TORONTO — With COVID-19 cases soaring, health care officials are trying to get ahead of the worst by looking at who is most at risk of ending up in the ICU and on ventilators if they catch the virus.

High on that list is smokers.

There are already so many reasons not to smoke: increased risk of heart disease, stroke and cancer.

But now, scientists are warning smokers that they should quit before COVID-19 attacks their lungs.

“Given how dangerous this disease is and how fast everything’s moving, all of the evidence that we’re seeing is pointing in the direction that both smoking (could) increase your risk of contracting disease and, if you get it, make it worse,” said Stanton Glantz, Director of the Centre for Tobacco Research Control and Education.

Early research is showing that among people with severe pneumonia due to COVID-19 in China, 12 per cent of current smokers were admitted to an ICU, required ventilators, or died, compared to less than 5 per cent of non-smokers.

Dr. Neal Patel, a critical care specialist and pulmonologist with the Mayo Clinic says cigarette smoke damages tissues in the lungs.

“It destroys the cilia in the lungs … as well as in the nasal pharynx,” Patel said. He explained that “the cilia are tiny hairlike follicles that help to trap damaged viruses, debris, and move that debris upwards, out of your lungs so it doesn’t stay there and cause issues.”

This cilia “acts as one of the main defence systems against infection,” he said.

Public Health Wales put out a press release last week urging smokers to think of their weakened lung defences and quit smoking.

The press release said that hundreds of smokers had contacted help lines seeking advice onhow to quit since the novel coronavirus outbreak began.

“We know that COVID-19 is mainly a respiratory disease and research on similar viruses shows tobacco smoke increases the risks of this type of infection, and how serious it can be,” said Ashley Gould, a public health consultant with Public Health Wales, in the press release. 

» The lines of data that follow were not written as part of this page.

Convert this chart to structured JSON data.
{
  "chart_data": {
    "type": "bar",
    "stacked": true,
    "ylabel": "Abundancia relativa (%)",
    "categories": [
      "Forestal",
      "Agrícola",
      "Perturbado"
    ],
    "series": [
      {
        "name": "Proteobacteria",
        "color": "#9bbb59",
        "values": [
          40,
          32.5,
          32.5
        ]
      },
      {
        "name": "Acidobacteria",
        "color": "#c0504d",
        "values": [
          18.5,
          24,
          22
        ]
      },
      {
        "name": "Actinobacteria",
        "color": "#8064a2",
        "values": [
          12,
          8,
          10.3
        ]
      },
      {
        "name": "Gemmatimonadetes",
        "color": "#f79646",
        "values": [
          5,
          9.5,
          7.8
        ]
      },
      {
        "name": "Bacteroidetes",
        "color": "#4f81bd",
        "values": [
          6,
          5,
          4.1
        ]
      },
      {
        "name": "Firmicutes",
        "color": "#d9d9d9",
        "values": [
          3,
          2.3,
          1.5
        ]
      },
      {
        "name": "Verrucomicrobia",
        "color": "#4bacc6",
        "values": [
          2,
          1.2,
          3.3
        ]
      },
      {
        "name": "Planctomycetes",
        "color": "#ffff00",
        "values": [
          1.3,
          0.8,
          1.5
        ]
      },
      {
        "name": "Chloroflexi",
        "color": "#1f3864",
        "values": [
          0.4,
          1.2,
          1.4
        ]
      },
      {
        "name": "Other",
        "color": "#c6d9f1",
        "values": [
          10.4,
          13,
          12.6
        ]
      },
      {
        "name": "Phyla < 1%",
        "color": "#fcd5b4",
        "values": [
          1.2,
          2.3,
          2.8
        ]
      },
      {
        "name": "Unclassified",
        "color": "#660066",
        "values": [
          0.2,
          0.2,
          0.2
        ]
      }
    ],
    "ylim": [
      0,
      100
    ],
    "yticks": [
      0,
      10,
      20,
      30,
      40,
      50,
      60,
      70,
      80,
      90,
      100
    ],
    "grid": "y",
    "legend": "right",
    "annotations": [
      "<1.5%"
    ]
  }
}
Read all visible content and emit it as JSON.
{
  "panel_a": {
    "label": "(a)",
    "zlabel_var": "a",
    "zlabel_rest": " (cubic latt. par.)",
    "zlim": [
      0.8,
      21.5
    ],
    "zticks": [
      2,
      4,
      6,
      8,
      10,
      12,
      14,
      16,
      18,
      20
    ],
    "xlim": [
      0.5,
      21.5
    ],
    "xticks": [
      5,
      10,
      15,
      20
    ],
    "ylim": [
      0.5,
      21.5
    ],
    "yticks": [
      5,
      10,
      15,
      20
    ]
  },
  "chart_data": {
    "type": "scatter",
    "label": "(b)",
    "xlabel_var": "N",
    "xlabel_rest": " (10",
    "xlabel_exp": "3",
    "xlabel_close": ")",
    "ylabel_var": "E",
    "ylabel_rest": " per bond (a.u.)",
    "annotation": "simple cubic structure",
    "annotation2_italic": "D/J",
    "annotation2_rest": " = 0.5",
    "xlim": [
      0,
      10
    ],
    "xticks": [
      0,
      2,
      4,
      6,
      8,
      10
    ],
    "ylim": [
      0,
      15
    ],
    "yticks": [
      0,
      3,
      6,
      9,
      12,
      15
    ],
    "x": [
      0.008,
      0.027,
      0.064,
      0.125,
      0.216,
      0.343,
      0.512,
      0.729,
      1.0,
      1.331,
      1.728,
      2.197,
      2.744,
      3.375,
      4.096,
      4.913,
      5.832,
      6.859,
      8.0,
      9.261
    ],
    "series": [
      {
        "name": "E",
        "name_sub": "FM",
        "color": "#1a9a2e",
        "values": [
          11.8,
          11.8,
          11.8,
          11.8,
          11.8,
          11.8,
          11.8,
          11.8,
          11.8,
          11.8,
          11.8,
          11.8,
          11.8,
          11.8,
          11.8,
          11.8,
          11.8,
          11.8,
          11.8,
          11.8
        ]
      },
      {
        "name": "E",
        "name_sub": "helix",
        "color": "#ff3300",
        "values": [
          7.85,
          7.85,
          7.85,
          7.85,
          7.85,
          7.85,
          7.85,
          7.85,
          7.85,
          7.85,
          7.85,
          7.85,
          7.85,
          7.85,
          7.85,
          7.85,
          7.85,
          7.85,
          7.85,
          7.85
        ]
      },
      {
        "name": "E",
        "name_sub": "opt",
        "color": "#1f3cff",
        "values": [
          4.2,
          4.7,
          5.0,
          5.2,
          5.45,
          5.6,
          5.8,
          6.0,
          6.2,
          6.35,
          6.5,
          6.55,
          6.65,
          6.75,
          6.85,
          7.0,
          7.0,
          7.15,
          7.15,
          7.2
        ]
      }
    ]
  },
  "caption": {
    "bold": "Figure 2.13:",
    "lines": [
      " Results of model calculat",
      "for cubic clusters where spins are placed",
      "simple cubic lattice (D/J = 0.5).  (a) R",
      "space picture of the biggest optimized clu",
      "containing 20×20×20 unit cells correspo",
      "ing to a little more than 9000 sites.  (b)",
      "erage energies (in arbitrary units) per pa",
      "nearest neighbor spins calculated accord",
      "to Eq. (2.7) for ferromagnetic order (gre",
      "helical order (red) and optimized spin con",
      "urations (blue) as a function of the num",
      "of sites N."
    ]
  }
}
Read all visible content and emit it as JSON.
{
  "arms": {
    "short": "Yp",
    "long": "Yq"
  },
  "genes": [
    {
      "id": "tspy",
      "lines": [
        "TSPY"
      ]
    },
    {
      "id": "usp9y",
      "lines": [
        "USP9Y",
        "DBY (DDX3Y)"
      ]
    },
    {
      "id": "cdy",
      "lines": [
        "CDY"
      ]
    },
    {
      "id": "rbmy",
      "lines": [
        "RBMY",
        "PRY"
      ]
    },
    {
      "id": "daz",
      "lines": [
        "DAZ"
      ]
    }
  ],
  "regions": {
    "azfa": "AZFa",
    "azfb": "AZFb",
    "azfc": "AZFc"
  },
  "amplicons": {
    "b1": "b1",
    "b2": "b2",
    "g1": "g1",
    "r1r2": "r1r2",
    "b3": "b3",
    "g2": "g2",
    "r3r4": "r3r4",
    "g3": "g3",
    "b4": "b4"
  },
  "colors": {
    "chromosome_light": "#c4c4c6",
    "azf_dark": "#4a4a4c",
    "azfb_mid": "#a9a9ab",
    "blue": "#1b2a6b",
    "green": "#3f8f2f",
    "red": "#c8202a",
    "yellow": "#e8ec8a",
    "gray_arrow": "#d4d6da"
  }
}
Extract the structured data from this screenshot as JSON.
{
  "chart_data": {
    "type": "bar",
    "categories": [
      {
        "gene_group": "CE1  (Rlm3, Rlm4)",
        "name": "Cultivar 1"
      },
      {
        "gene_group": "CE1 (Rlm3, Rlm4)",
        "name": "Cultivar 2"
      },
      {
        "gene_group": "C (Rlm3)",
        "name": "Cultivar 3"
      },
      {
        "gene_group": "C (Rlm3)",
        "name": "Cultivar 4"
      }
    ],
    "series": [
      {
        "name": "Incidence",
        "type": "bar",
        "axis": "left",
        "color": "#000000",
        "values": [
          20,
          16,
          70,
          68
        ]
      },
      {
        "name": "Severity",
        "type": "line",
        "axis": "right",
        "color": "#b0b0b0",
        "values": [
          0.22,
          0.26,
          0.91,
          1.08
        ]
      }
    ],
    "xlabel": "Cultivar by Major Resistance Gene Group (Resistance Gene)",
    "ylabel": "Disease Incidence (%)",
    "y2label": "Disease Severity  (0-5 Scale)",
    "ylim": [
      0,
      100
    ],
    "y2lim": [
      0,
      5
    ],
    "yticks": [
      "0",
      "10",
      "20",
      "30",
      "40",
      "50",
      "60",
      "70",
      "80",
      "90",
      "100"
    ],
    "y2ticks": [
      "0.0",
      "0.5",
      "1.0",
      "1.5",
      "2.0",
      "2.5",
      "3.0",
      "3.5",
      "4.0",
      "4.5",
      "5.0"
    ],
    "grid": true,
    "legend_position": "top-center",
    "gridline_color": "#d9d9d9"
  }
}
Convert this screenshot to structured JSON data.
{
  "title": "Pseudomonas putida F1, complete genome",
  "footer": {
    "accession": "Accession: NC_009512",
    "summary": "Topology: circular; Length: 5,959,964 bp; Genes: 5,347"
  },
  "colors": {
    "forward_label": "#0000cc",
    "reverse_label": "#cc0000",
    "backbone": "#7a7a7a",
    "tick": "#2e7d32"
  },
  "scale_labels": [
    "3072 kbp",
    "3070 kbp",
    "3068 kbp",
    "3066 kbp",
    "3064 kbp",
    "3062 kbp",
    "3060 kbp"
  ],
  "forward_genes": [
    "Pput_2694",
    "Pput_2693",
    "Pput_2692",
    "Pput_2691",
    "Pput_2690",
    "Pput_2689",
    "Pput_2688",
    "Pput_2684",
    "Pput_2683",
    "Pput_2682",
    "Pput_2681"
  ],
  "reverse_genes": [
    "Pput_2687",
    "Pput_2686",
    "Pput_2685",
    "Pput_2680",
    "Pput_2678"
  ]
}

The Cochrane Library, a collection of online databases that contain research and information about health care, put out a special article as part of a series on COVID-19 that compiled information about the risks of smoking and strategies aimed at helping smokers quit — a task that they acknowledge is enormous for many.

Researchers are also finding that smoking increases the number of lung cells that have receptors which draw in the novel coronavirus.

The World Health Organization has also urged smokers to quit in order to stay healthy in the fight against COVID-19. Even those who smoke sparingly are still bringing their hands to their mouths more often than others — defying one of WHO’s main recommendations against touching your face.

Already, many are taking action. Oscar-winning actress Patricia Arquette tweeted in mid-March that “as COVID-19 attacks the lungs one of the most important things you can do is to quite smoking and vaping. I’m in day 3. Care to join?”